HOUGHTON - Democrat Scott Dianda will announce his candidacy for the State House of Representatives at a May Day rally in Houghton Saturday.
The rally, tied to International Workers Day, begins at noon at the Houghton boat launch near the Power House building, at the foot of the Portage Lake Lift Bridge. The headline speaker is Dianda, who will kick off his campaign for the 110th District state representative seat. Dianda, of Calumet, unsuccessfully ran against Matt Huuki, R-Atlantic Mine, in the 2010 election.
Dianda said he is running to represent the people of the 110th District, who he said have been hurt through measures such as the cuts of education funding and increases to pension taxes. If elected, he said, he will work to restore local control of government.

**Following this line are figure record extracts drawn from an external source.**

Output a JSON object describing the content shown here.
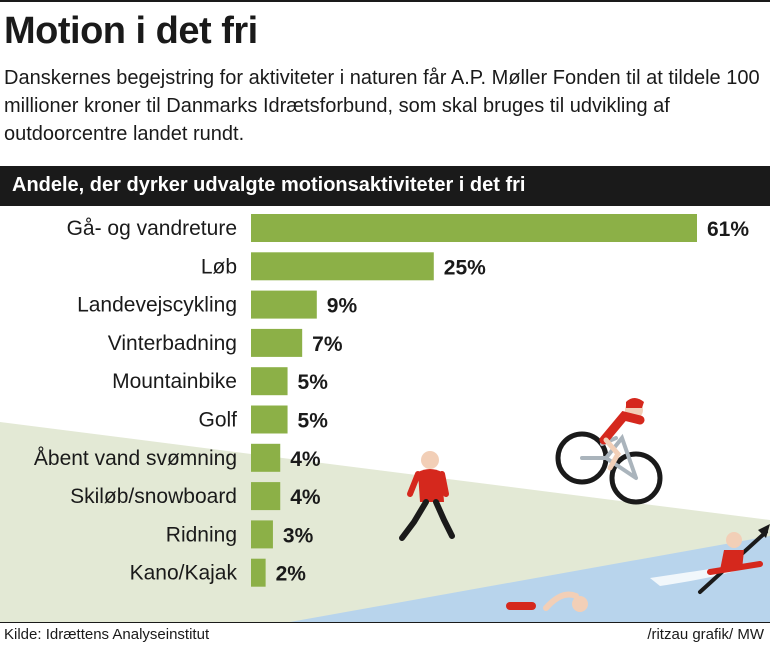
{
  "header": {
    "title": "Motion i det fri",
    "subtitle": "Danskernes begejstring for aktiviteter i naturen får A.P. Møller Fonden til at tildele 100 millioner kroner til Danmarks Idrætsforbund, som skal bruges til udvikling af outdoorcentre landet rundt."
  },
  "footer": {
    "source": "Kilde: Idrættens Analyseinstitut",
    "credit": "/ritzau grafik/ MW"
  },
  "colors": {
    "bar": "#8cb047",
    "band": "#1a1a1a",
    "hill": "#e3e9d5",
    "water": "#b8d4ec",
    "figure_red": "#d5281d",
    "figure_skin": "#f2cfb7"
  },
  "icons": [
    "walker-icon",
    "cyclist-icon",
    "swimmer-icon",
    "kayaker-icon"
  ],
  "chart_data": {
    "type": "bar",
    "orientation": "horizontal",
    "title": "Andele, der dyrker udvalgte motionsaktiviteter i det fri",
    "xlabel": "",
    "ylabel": "",
    "unit": "%",
    "xlim": [
      0,
      61
    ],
    "grid": false,
    "categories": [
      "Gå- og vandreture",
      "Løb",
      "Landevejscykling",
      "Vinterbadning",
      "Mountainbike",
      "Golf",
      "Åbent vand svømning",
      "Skiløb/snowboard",
      "Ridning",
      "Kano/Kajak"
    ],
    "values": [
      61,
      25,
      9,
      7,
      5,
      5,
      4,
      4,
      3,
      2
    ],
    "value_labels": [
      "61%",
      "25%",
      "9%",
      "7%",
      "5%",
      "5%",
      "4%",
      "4%",
      "3%",
      "2%"
    ]
  }
}
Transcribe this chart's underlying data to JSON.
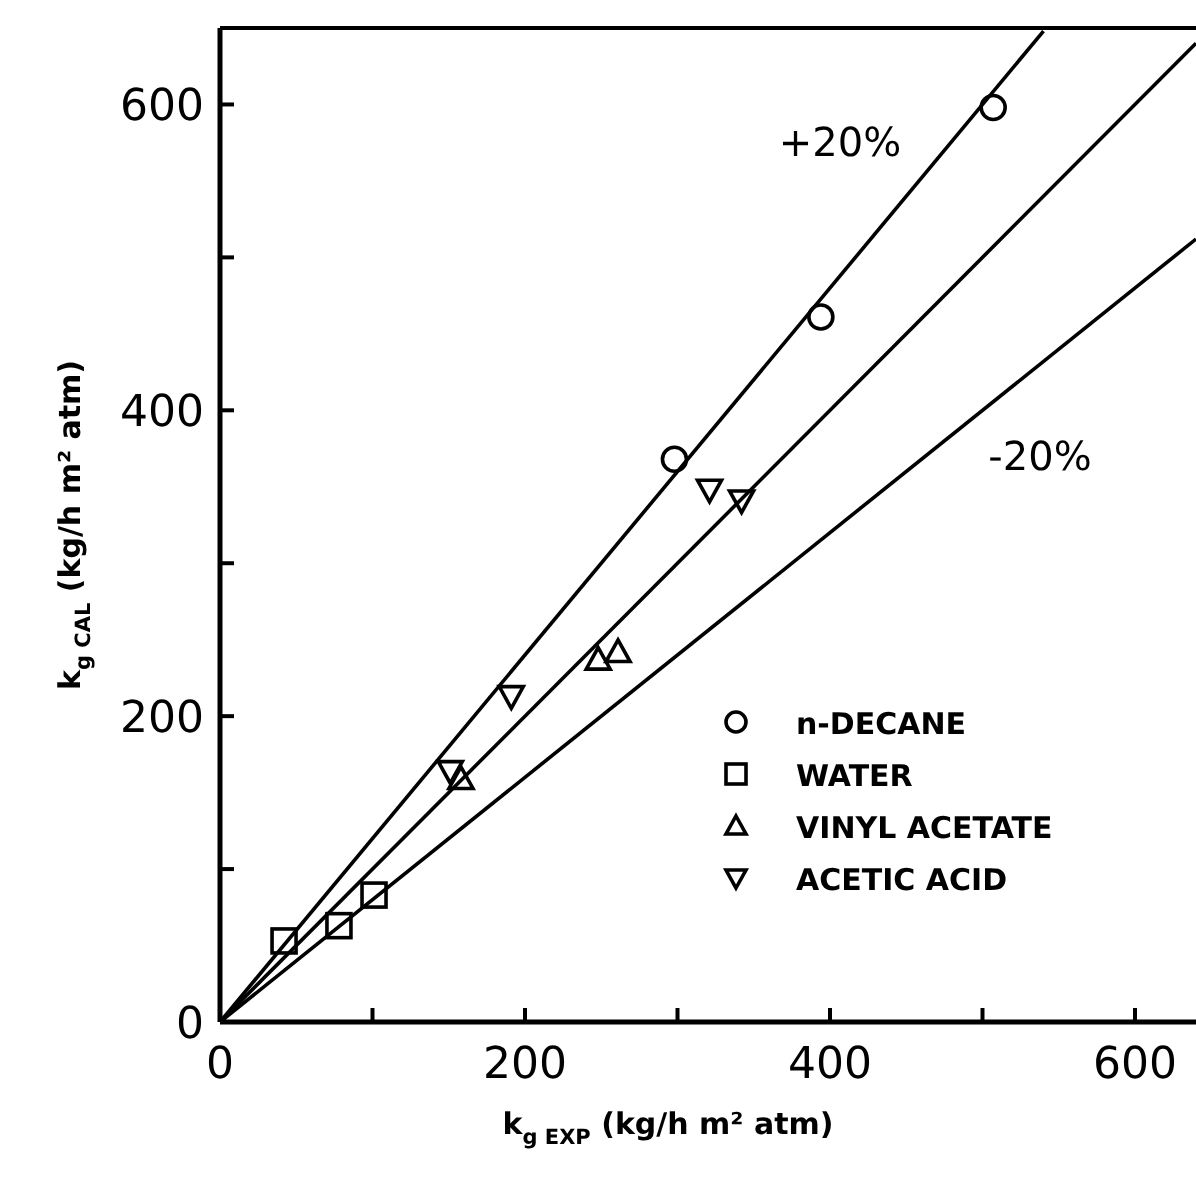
{
  "chart_data": {
    "type": "scatter",
    "xlabel": "k$_{g EXP}$ (kg/h m² atm)",
    "ylabel": "k$_{g CAL}$ (kg/h m² atm)",
    "xlim": [
      0,
      640
    ],
    "ylim": [
      0,
      650
    ],
    "xticks": [
      0,
      {
        "value": 100,
        "label": null
      },
      200,
      {
        "value": 300,
        "label": null
      },
      400,
      {
        "value": 500,
        "label": null
      },
      600
    ],
    "yticks": [
      0,
      {
        "value": 100,
        "label": null
      },
      200,
      {
        "value": 300,
        "label": null
      },
      400,
      {
        "value": 500,
        "label": null
      },
      600
    ],
    "grid": false,
    "legend": "bottom right",
    "annotations": [
      "+20%",
      "-20%"
    ],
    "series": [
      {
        "type": "line",
        "color": "#000000",
        "x": [
          0,
          540
        ],
        "values": [
          0,
          648
        ],
        "marker": "none",
        "line_style": "solid"
      },
      {
        "type": "line",
        "color": "#000000",
        "x": [
          0,
          640
        ],
        "values": [
          0,
          640
        ],
        "marker": "none",
        "line_style": "solid"
      },
      {
        "type": "line",
        "color": "#000000",
        "x": [
          0,
          640
        ],
        "values": [
          0,
          512
        ],
        "marker": "none",
        "line_style": "solid"
      },
      {
        "name": "n-DECANE",
        "color": "#000000",
        "marker": "circle",
        "x": [
          298,
          394,
          507
        ],
        "values": [
          368,
          461,
          598
        ]
      },
      {
        "name": "WATER",
        "color": "#000000",
        "marker": "square",
        "x": [
          42,
          78,
          101
        ],
        "values": [
          53,
          63,
          83
        ]
      },
      {
        "name": "VINYL ACETATE",
        "color": "#000000",
        "marker": "triangle",
        "x": [
          158,
          248,
          261
        ],
        "values": [
          159,
          237,
          242
        ]
      },
      {
        "name": "ACETIC ACID",
        "color": "#000000",
        "marker": "triangle-down",
        "x": [
          151,
          191,
          321,
          342
        ],
        "values": [
          164,
          213,
          348,
          341
        ]
      }
    ]
  }
}
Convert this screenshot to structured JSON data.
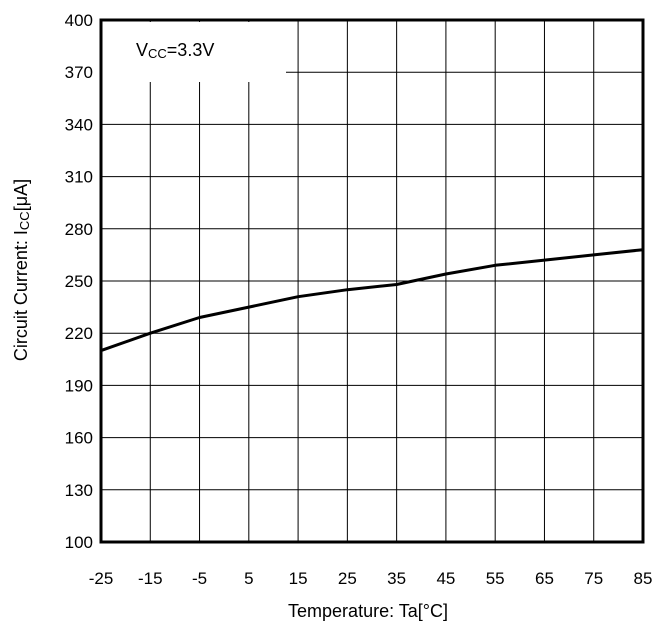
{
  "chart_data": {
    "type": "line",
    "title": "",
    "xlabel": "Temperature: Ta[°C]",
    "ylabel": {
      "main": "Circuit Current: I",
      "sub": "CC",
      "unit": "[μA]"
    },
    "annotation": {
      "main": "V",
      "sub": "CC",
      "rest": "=3.3V"
    },
    "xlim": [
      -25,
      85
    ],
    "ylim": [
      100,
      400
    ],
    "x_ticks": [
      -25,
      -15,
      -5,
      5,
      15,
      25,
      35,
      45,
      55,
      65,
      75,
      85
    ],
    "x_tick_labels": [
      "-25",
      "-15",
      "-5",
      "5",
      "15",
      "25",
      "35",
      "45",
      "55",
      "65",
      "75",
      "85"
    ],
    "y_ticks": [
      100,
      130,
      160,
      190,
      220,
      250,
      280,
      310,
      340,
      370,
      400
    ],
    "y_tick_labels": [
      "100",
      "130",
      "160",
      "190",
      "220",
      "250",
      "280",
      "310",
      "340",
      "370",
      "400"
    ],
    "grid": true,
    "series": [
      {
        "x": [
          -25,
          -15,
          -5,
          5,
          15,
          25,
          35,
          45,
          55,
          65,
          75,
          85
        ],
        "y": [
          210,
          220,
          229,
          235,
          241,
          245,
          248,
          254,
          259,
          262,
          265,
          268
        ]
      }
    ]
  }
}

"We've raised taxes, we've cut the education system, and our local control of government is being eroded because we're not being able to fund local government," he said. "Everything is being controlled by Lansing. We need to reform the way the state is being operated."
In addition to celebrating the history of labor, the rally was conceived as a protest against legislation passed by the state Legislature since 2011 - "things that really hurt the working and middle class in Michigan, and really helped out people in Michigan who were already doing OK like large corporations," said Elise Matz of the Western Upper Peninsula Community Action Team.
Particular points of contention include Huuki's votes to cut funding for local government and to reduce the number of weeks available for unemployment benefits.
After the rally, attendees will march across the bridge, walking to the Hancock side, looping around the M-26 ramp, then coming back to Houghton. Marchers are encouraged to bring signs.
Afterwards, all are invited to a taco social at 3 p.m. at the Super 8 Motel sponsored by the Houghton County Democratic Party.
Last year's rallies drew between 150 and 200 people, Matz said. With the interest in the election season, she thinks the number could go even higher.
"People are really excited about the election," she said. "They finally have a chance to do something about all the conservative nonsense coming out of Lansing ... I'd love to see 200 people out. I'd love to see 500 people out."